Nashörner werden gegen Wilderer radioaktiv gemacht
Von Franziska Trautmann
Radioaktive Nashörner – klingt wie aus einem Film, könnte aber bald Realität sein. In Südafrika wird gerade das Projekt „Rhisotope“ gestartet. Dabei sollen Isotope in das Horn der Tiere gespritzt werden. Laut Forschern eine harmlose Methode für Nashörner, gleichzeitig effektiv, um Wilderern das Handwerk zu legen. Aber was steckt dahinter?
Strahlen statt Sterben
Anfang des 20. Jahrhunderts gab es weltweit rund 500.000 Nashörner, durch den ansteigenden Hornhandel am Schwarzmarkt ist nur mehr ein Bruchteil von 27.000 Tieren vorhanden. Südafrika hat sich jetzt den Kampf gegen illegalen Tierhandel auf die Fahnen geschrieben. Ihre Geheimwaffe: Radioaktivität.
Die Witwatersrand-Universität in Johannesburg hat in Zusammenarbeit mit Nuklearforschern ein Pilot-Projekt unter dem Namen „Rhisotope“ gestartet. Der Name stammt vom Prozess selbst, denn Isotope sollen mit ihrer radioaktiven Strahlung behilflich sein, Schmuggler leichter zu entlarven. Die sich in den Hörnern befindenden Isotope können am Flughafen bei der Sicherheitskontrolle erkannt werden.
„Selbst ein einzelnes Horn mit deutlich geringerer Radioaktivität als in der Praxis verwendet wird, löste erfolgreich Alarme in Strahlungsdetektoren aus“, sagte James Larkin, wissenschaftlicher Leiter des Rhisotope-Projekts gegenüber der Zeitung The Guardian. Selbst in vollgeladenen Schiffscontainern schlugen die Detektoren an.
Aus der Testphase und in die Wildbahn
In den ersten zwei Testphasen haben Forscher mit unterschiedlichen Hornproben und Isotopenkomponenten an der geeigneten Dosierung gearbeitet, damit die Isotope und somit Radioaktivität nur im Horn der Tiere bleiben. Durch mehrere Versuche konnte festgestellt werden, dass sich die Isotope nicht aus dem Horn bewegen und damit auch kein gesundheitliches Risiko für die Tiere darstellen.
Die berechneten Dosen entsprechen etwa einem Zehntel des Wertes, der von der Internationalen Strahlenschutzkommission (ICRP) als Dosisgrenze für Biota empfohlen wird. Unter besonderen Sicherheitsbestimmungen hat das Forscherteam in der dritten Testphase 20 Nashörner damit behandelt.
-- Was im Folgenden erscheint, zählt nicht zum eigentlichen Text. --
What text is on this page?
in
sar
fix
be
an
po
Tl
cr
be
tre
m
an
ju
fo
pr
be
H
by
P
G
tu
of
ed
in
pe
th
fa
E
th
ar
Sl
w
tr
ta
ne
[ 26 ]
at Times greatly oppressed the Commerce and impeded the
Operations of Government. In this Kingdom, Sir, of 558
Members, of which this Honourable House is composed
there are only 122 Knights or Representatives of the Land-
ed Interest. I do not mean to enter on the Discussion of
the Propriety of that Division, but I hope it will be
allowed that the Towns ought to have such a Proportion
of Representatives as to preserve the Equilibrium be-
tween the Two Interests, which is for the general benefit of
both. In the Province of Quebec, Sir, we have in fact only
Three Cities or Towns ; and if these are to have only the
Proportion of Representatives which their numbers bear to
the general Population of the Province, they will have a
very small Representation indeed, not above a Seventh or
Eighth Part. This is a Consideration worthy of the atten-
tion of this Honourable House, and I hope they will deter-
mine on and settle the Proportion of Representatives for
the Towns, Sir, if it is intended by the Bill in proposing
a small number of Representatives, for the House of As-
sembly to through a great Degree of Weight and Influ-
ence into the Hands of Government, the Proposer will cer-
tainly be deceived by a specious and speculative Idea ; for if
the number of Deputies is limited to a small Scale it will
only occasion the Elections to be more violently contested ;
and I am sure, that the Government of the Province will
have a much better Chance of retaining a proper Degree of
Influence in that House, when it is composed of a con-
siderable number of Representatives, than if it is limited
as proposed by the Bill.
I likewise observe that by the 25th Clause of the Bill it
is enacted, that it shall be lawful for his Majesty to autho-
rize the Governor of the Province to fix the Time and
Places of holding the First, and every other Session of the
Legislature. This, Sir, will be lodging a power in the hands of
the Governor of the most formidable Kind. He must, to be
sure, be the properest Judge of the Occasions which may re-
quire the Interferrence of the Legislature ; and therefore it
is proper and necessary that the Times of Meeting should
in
Über den Verlauf der dritten Phase hat das Team mit ständigen Proben die Gesundheit der Tiere überwacht, um Probleme früh genug zu erkennen. Das Fazit: Sie waren völlig gesund. Die Tierversuchs-Ethikkommission (AREC) der Universität Witwatersrand hat das Projekt und alle Versuche geprüft und genehmigt.
Auch die Internationale Atomenergie-Organisation (IAEO) mit Sitz in Wien unterstützt dieses Projekt. „Das Rhisotope-Projekt zeigt, wie die Kernwissenschaft und die Infrastruktur für nukleare Sicherheit auf neue Weise genutzt werden können, um globale Herausforderungen anzugehen“, sagte IAEO-Generaldirektor Rafael Mariano Grossi. Laut Grossi unterstützt die IAEO Länder dabei, die Vorteile der Kernenergie optimal zu nutzen.
Jetzt möchte sich das nashornliebende Team aus der Testphase und in die freie Wildbahn begeben. Laut der Rhisotope-Website sind mittlerweile 30 Nashörner mit den Isotopen behandelt worden. Wenn der illegale Tierschmuggel damit gebremst werden kann, könnte das in Zukunft womöglich nicht nur Nashörner, sondern auch andere bedrohte Tierarten retten.